Didn't the vice president win the popular vote? Wasn't he perhaps the
real winner in Florida? Yes on both counts. But the crucial question for
Democrats seeking lessons from the 2000 election isn't whether Al Gore
was -- or should have been -- the hairbreadth victor. It's how he got himself
into such a squeaker in the first place.
How did a sitting vice president take one of the great winning hands
in political history -- unprecedented peace and prosperity, a president
of his own party with historically high job approval ratings, all the
advantages of incumbency -- and play it into a tie that was finally decided
in the courts? How did he whittle a vote share predicted by respected
political science models at between 53 percent and 60 percent into a 48
percent dead heat with George W. Bush?
The answer, as Al From points out, lies in the Gore campaign's failure
to understand the changing social, economic, and political demographics
of America. From notes that Americans today are richer, better educated,
more suburban, more wired, and more invested in the stock markets than
they were even eight years ago, much less two decades ago.
More important, people who identify themselves as middle class outnumber
all others by 3-to-1. Any campaign that is based on the old class principles
and fails to appeal to the great mass in the middle -- and to its most
influential subgroup, the rising learning class -- will not be able to
forge a winning majority. From lays out a strategy for rebuilding a coalition
that includes the party's traditional base but also reaches other key
voter groups with an agenda built on New Democrat principles.

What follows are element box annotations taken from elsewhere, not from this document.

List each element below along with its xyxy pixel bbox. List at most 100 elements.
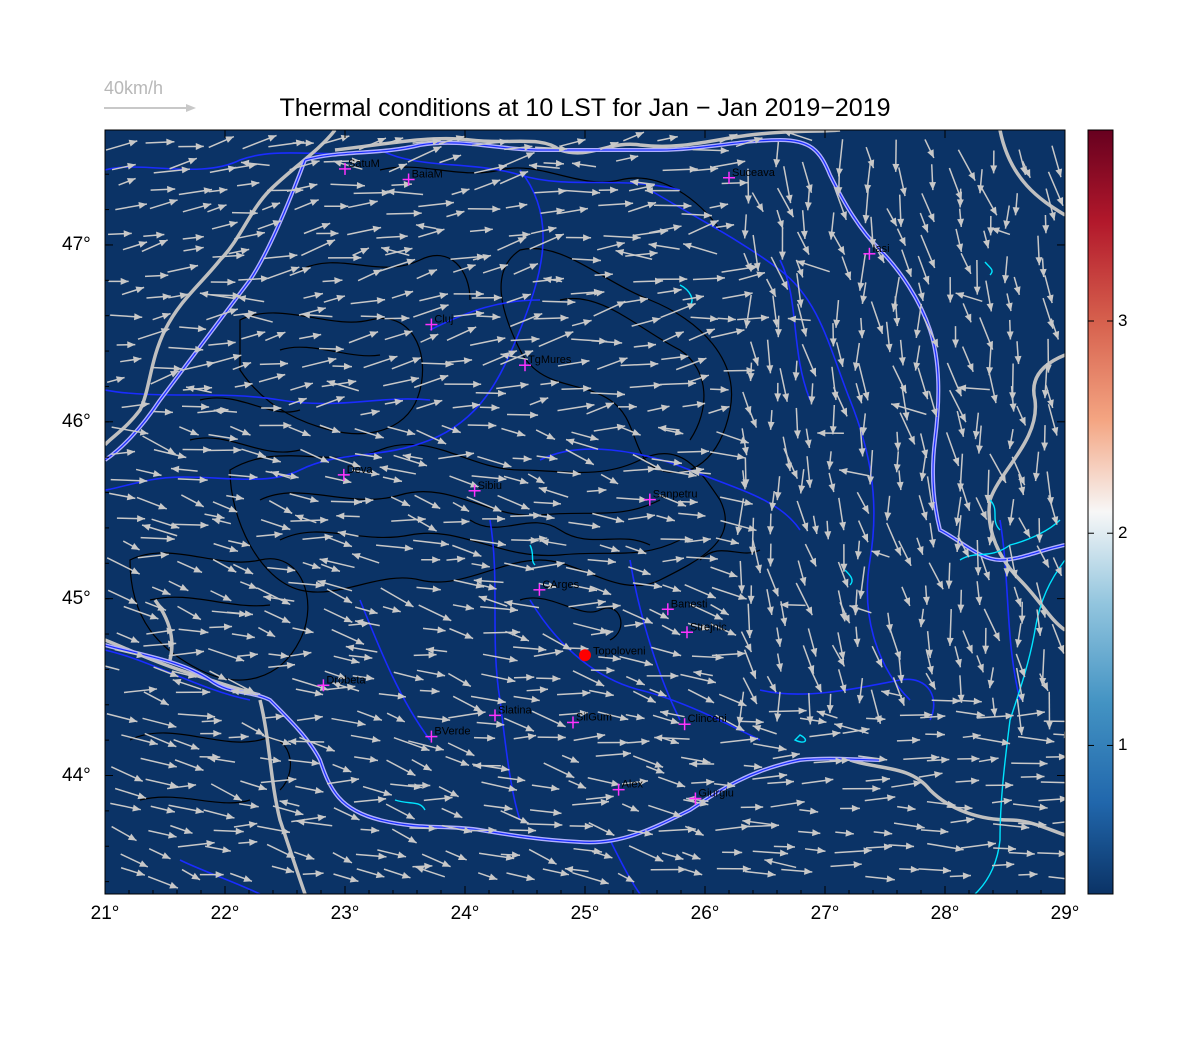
wind-arrow <box>689 603 723 621</box>
wind-arrow-head <box>634 621 644 628</box>
wind-arrow <box>711 650 746 658</box>
wind-arrow-head <box>491 179 501 187</box>
wind-arrow-head <box>826 704 834 714</box>
wind-arrow-head <box>342 765 352 773</box>
wind-arrow-head <box>295 514 304 522</box>
wind-arrow <box>185 385 212 394</box>
wind-arrow-head <box>526 874 535 882</box>
wind-arrow-head <box>309 199 319 206</box>
wind-arrow-head <box>829 426 837 435</box>
wind-arrow-head <box>539 686 549 694</box>
wind-arrow <box>228 539 251 548</box>
wind-arrow-head <box>591 188 601 196</box>
wind-arrow <box>1035 582 1047 618</box>
wind-arrow-head <box>947 800 956 808</box>
wind-arrow-head <box>926 665 934 675</box>
wind-arrow-head <box>954 517 962 526</box>
wind-arrow <box>533 499 561 507</box>
wind-arrow <box>766 675 777 693</box>
wind-arrow-head <box>707 677 716 685</box>
wind-arrow-head <box>1066 875 1074 882</box>
wind-arrow-head <box>311 562 321 570</box>
wind-arrow <box>766 589 774 616</box>
wind-arrow-head <box>406 768 416 776</box>
wind-arrow-head <box>272 220 282 227</box>
wind-arrow <box>918 866 952 874</box>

Will Marshall argues that the vice president's campaign often sounded
like a rerun of the failed Democratic efforts of the 1980s, focused on
special interests and bereft of a compelling central message. Marshall
calls on Democrats in the loyal opposition to revitalize their party with
fresh ideas to equip Americans for the New Economy.
Rep. Adam Smith (D-Wash.) notes that national Democrats sent a big government
message that does not resonate in increasingly important suburban congressional
districts like the one he represents outside Seattle. He shows how Democrats
can win -- and hold -- such districts with New Democrat campaigns.
Finally, Mark J. Penn's poll gives it to us by the numbers. It reveals
how Gore's failure to build on the successes of the Clinton-Gore administration
-- especially the economic ones -- cost him points. While he won on a host
of specific issues, it is equally clear that Gore lost on such meta-themes
as changing the tone in Washington and smaller government.
What emerges from these articles is a blueprint for success in 2002 and
2004. If the candidates follow it, predicts From, we'll see a Democrat
back in the White House four years from now.